Mental health professionals have spent years studying some of the most notorious serial killers in history, but a small segment of people who fall into this category — children — often go overlooked, says an associate professor of forensic psychiatry.

“Until now, the disturbing details of a half-dozen children’s serial killing sprees have remained well-hidden, concealed in 150 years of medical literature, true-crime tales, newspaper clippings and history books,” said Dr. Wade C. Myers of the University of Florida’s Health Science Center.

Dr. Myers researched what he describes as the “previously unknown psychopathic phenomenon” of “sexual serial homicides” by children and adolescents. His findings are published in a 19-page report in the summer the journal Behavioral Sciences and the Law.

The purpose of the research was to discover factors that may have contributed to such worst-case criminal behavior by minors.

As in so many studies that have examined causes of juvenile delinquency, the University of Florida study found that unstable and abusive family life was a major factor in the development of young serial killers.

The six children described in Dr. Myers’ report — five boys and a girl — all killed before age 18, slaying at least two victims, usually other children they knew. Three were from the United States, two from Europe, and one from Central America.

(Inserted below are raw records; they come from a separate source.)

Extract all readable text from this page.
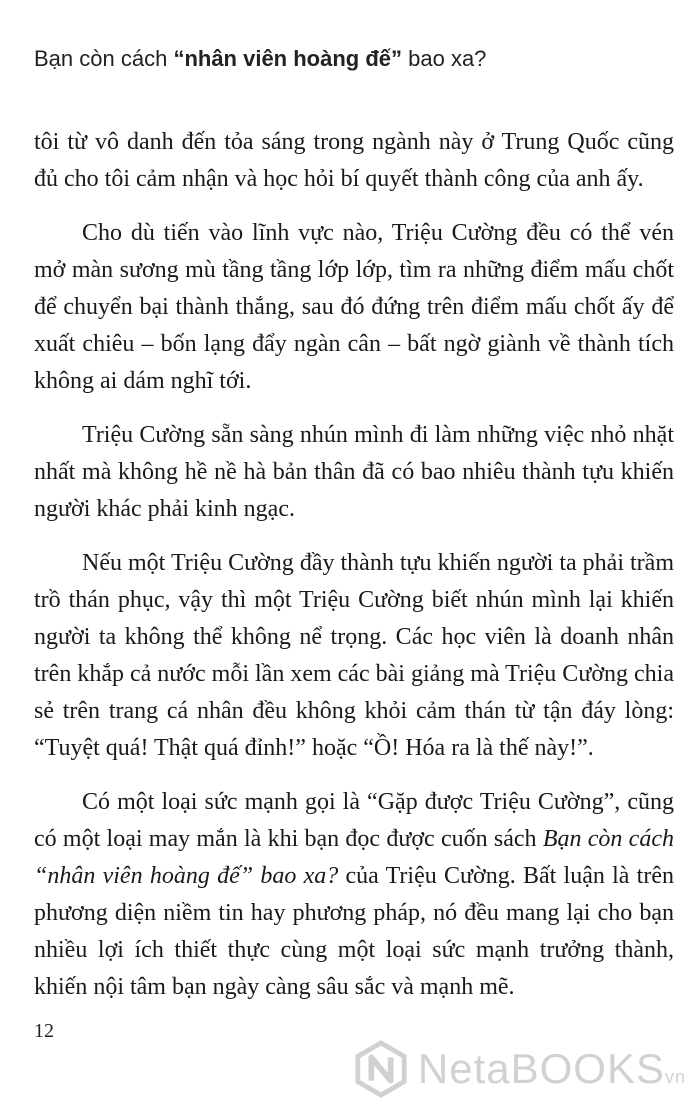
Bạn còn cách “nhân viên hoàng đế” bao xa?

tôi từ vô danh đến tỏa sáng trong ngành này ở Trung Quốc cũng đủ cho tôi cảm nhận và học hỏi bí quyết thành công của anh ấy.

Cho dù tiến vào lĩnh vực nào, Triệu Cường đều có thể vén mở màn sương mù tầng tầng lớp lớp, tìm ra những điểm mấu chốt để chuyển bại thành thắng, sau đó đứng trên điểm mấu chốt ấy để xuất chiêu – bốn lạng đẩy ngàn cân – bất ngờ giành về thành tích không ai dám nghĩ tới.

Triệu Cường sẵn sàng nhún mình đi làm những việc nhỏ nhặt nhất mà không hề nề hà bản thân đã có bao nhiêu thành tựu khiến người khác phải kinh ngạc.

Nếu một Triệu Cường đầy thành tựu khiến người ta phải trầm trồ thán phục, vậy thì một Triệu Cường biết nhún mình lại khiến người ta không thể không nể trọng. Các học viên là doanh nhân trên khắp cả nước mỗi lần xem các bài giảng mà Triệu Cường chia sẻ trên trang cá nhân đều không khỏi cảm thán từ tận đáy lòng: “Tuyệt quá! Thật quá đỉnh!” hoặc “Ồ! Hóa ra là thế này!”.

Có một loại sức mạnh gọi là “Gặp được Triệu Cường”, cũng có một loại may mắn là khi bạn đọc được cuốn sách Bạn còn cách “nhân viên hoàng đế” bao xa? của Triệu Cường. Bất luận là trên phương diện niềm tin hay phương pháp, nó đều mang lại cho bạn nhiều lợi ích thiết thực cùng một loại sức mạnh trưởng thành, khiến nội tâm bạn ngày càng sâu sắc và mạnh mẽ.

12
NetaBOOKSvn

Dr. Myers said he initially went to scientific textbooks and journals to learn about “kids who do these sorts of crimes … but found there was almost nothing written about them.”

He expanded his search by studying newspaper accounts and other popular material dealing with true crimes.

Dr. Myers’ report does not include children who killed under the direct influence of an adult co-conspirator or those involved in mass murder sprees. Instead, he focused on cases in which youngsters independently killed and had a “cooling off” period between the crimes.

He concentrated on cases with sexual overtones, pointing out that sex was a factor in the bulk of the most notorious serial killing cases perpetrated by adults.

A vital finding, Dr. Myers said, is that the children described in his paper lacked positive adult role models in their homes and were subjected to “cruel discipline, neglect, and physical and emotional abuse.”

“One had a prostitute for a mother who abandoned her as a child. Another had a brutally abusive father who [was an alcoholic and] butchered farm animals in front of his son from the time he was a toddler,” Dr. Myers said, adding: “It’s safe to say that none of these children would have committed serial murders had they come from stable backgrounds, and none of them did come from stable backgrounds.”

Because of the abusive home lives of these children, “they had little capacity to feel guilt and displayed psychopathic personality features, such as being emotionally cold, callous and manipulative,” Dr. Myers said.

“What is harder to explain is what actually creates in them a fascination with sadistic acts, that is, pleasure in the harming or killing of others.”